February 2015 in the Flink community

March 2, 2015 -

February might be the shortest month of the year, but this does not mean that the Flink community has not been busy adding features to the system and fixing bugs. Here’s a rundown of the activity in the Flink community last month.

0.8.1 release #

Flink 0.8.1 was released. This bugfixing release resolves a total of 22 issues.

New committer #

Max Michels has been voted a committer by the Flink PMC.

Apache SAMOA (incubating) is a distributed streaming machine learning (ML) framework with a programming abstraction for distributed streaming ML algorithms. SAMOA runs on a variety of backend engines, currently Apache Storm and Apache S4. A pull request is available at the SAMOA repository that adds a Flink adapter for SAMOA.

Flink is now integrated in bdutil, Google’s open source tool for creating and configuring (Hadoop) clusters in Google Compute Engine. Deployment of Flink clusters in now supported starting with bdutil 1.2.0.

A new blog post on Flink Streaming was published at the blog. Flink was mentioned in several articles on the web. Here are some examples:

The following features have been now merged in Flink’s master repository.

Gelly #

Gelly, Flink’s Graph API allows users to manipulate graph-shaped data directly. Here’s for example a calculation of shortest paths in a graph:

Graph<Long, Double, Double> graph = Graph.fromDataSet(vertices, edges, env);

DataSet<Vertex<Long, Double>> singleSourceShortestPaths = graph
     .run(new SingleSourceShortestPaths<Long>(srcVertexId,
           maxIterations)).getVertices();

See more Gelly examples here.

The newly merged flink-table module is the first step in Flink’s roadmap towards logical queries and SQL support. Here’s a preview on how you can read two CSV file, assign a logical schema to, and apply transformations like filters and joins using logical attributes rather than physical data types.

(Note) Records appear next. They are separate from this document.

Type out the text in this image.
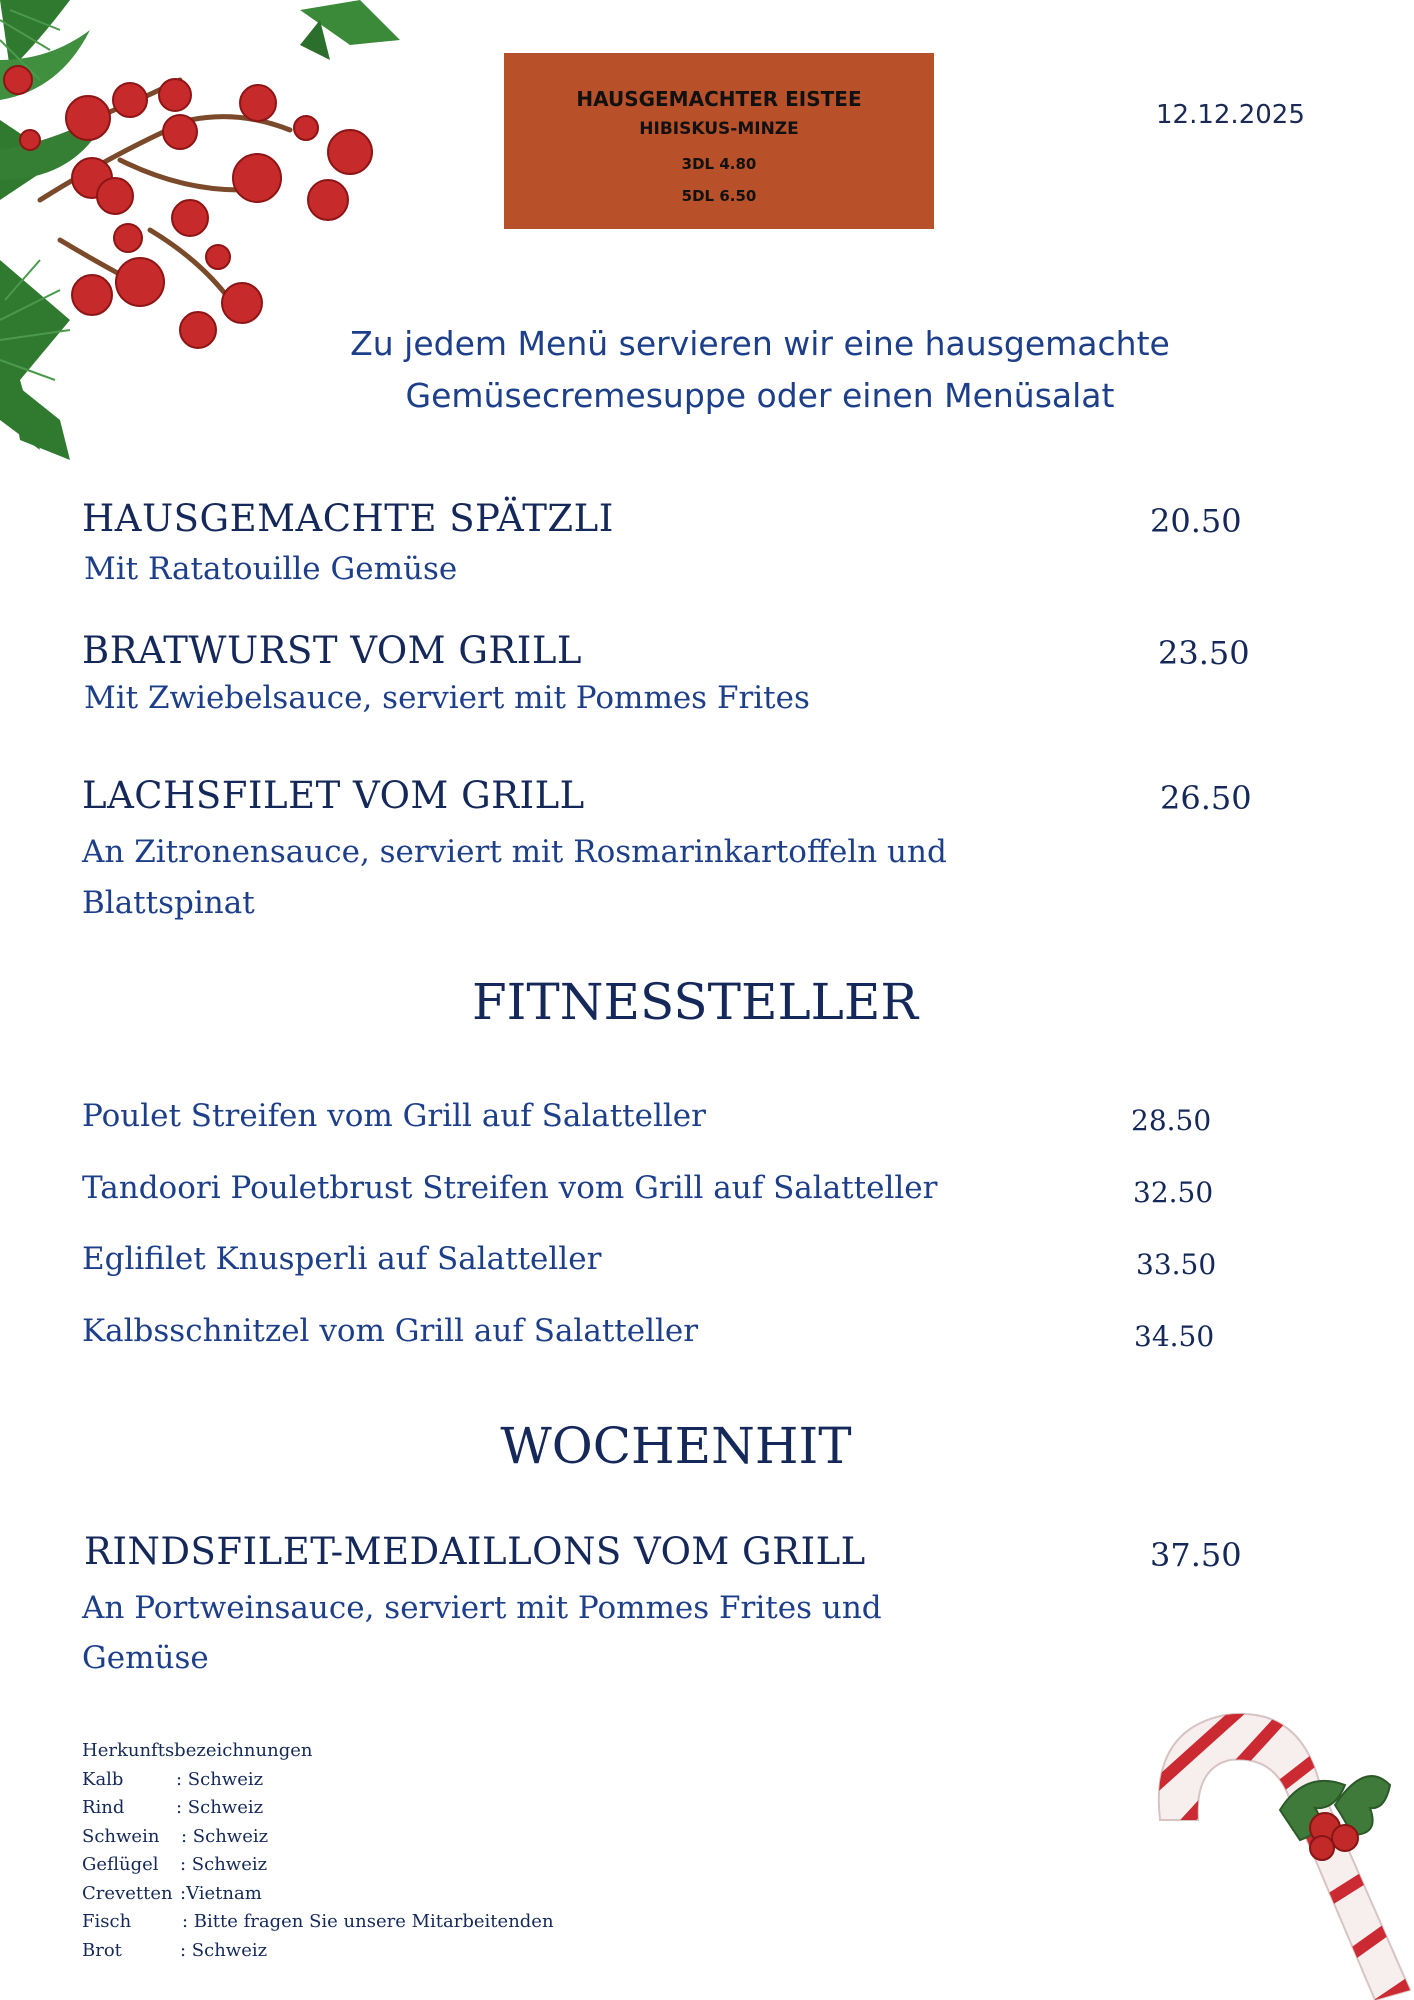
HAUSGEMACHTER EISTEE
HIBISKUS-MINZE
3DL 4.80
5DL 6.50
12.12.2025
Zu jedem Menü servieren wir eine hausgemachte
Gemüsecremesuppe oder einen Menüsalat
HAUSGEMACHTE SPÄTZLI	20.50
Mit Ratatouille Gemüse
BRATWURST VOM GRILL	23.50
Mit Zwiebelsauce, serviert mit Pommes Frites
LACHSFILET VOM GRILL	26.50
An Zitronensauce, serviert mit Rosmarinkartoffeln und
Blattspinat
FITNESSTELLER
Poulet Streifen vom Grill auf Salatteller	28.50
Tandoori Pouletbrust Streifen vom Grill auf Salatteller	32.50
Eglifilet Knusperli auf Salatteller	33.50
Kalbsschnitzel vom Grill auf Salatteller	34.50
WOCHENHIT
RINDSFILET-MEDAILLONS VOM GRILL	37.50
An Portweinsauce, serviert mit Pommes Frites und
Gemüse
Herkunftsbezeichnungen
Kalb	: Schweiz
Rind	: Schweiz
Schwein : Schweiz
Geflügel : Schweiz
Crevetten :Vietnam
Fisch	: Bitte fragen Sie unsere Mitarbeitenden
Brot	: Schweiz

val customers = getCustomerDataSet(env)
 .as('id, 'mktSegment)
 .filter( 'mktSegment === "AUTOMOBILE" )

val orders = getOrdersDataSet(env)
 .filter( o => dateFormat.parse(o.orderDate).before(date) )
 .as('orderId, 'custId, 'orderDate, 'shipPrio)

val items =
 orders.join(customers)
   .where('custId === 'id)
   .select('orderId, 'orderDate, 'shipPrio)

Access to HCatalog tables #

With the flink-hcatalog module, you can now conveniently access HCatalog/Hive tables. The module supports projection (selection and order of fields) and partition filters.

Access to secured YARN clusters/HDFS. #

With this change users can access Kerberos secured YARN (and HDFS) Hadoop clusters. Also, basic support for accessing secured HDFS with a standalone Flink setup is now available.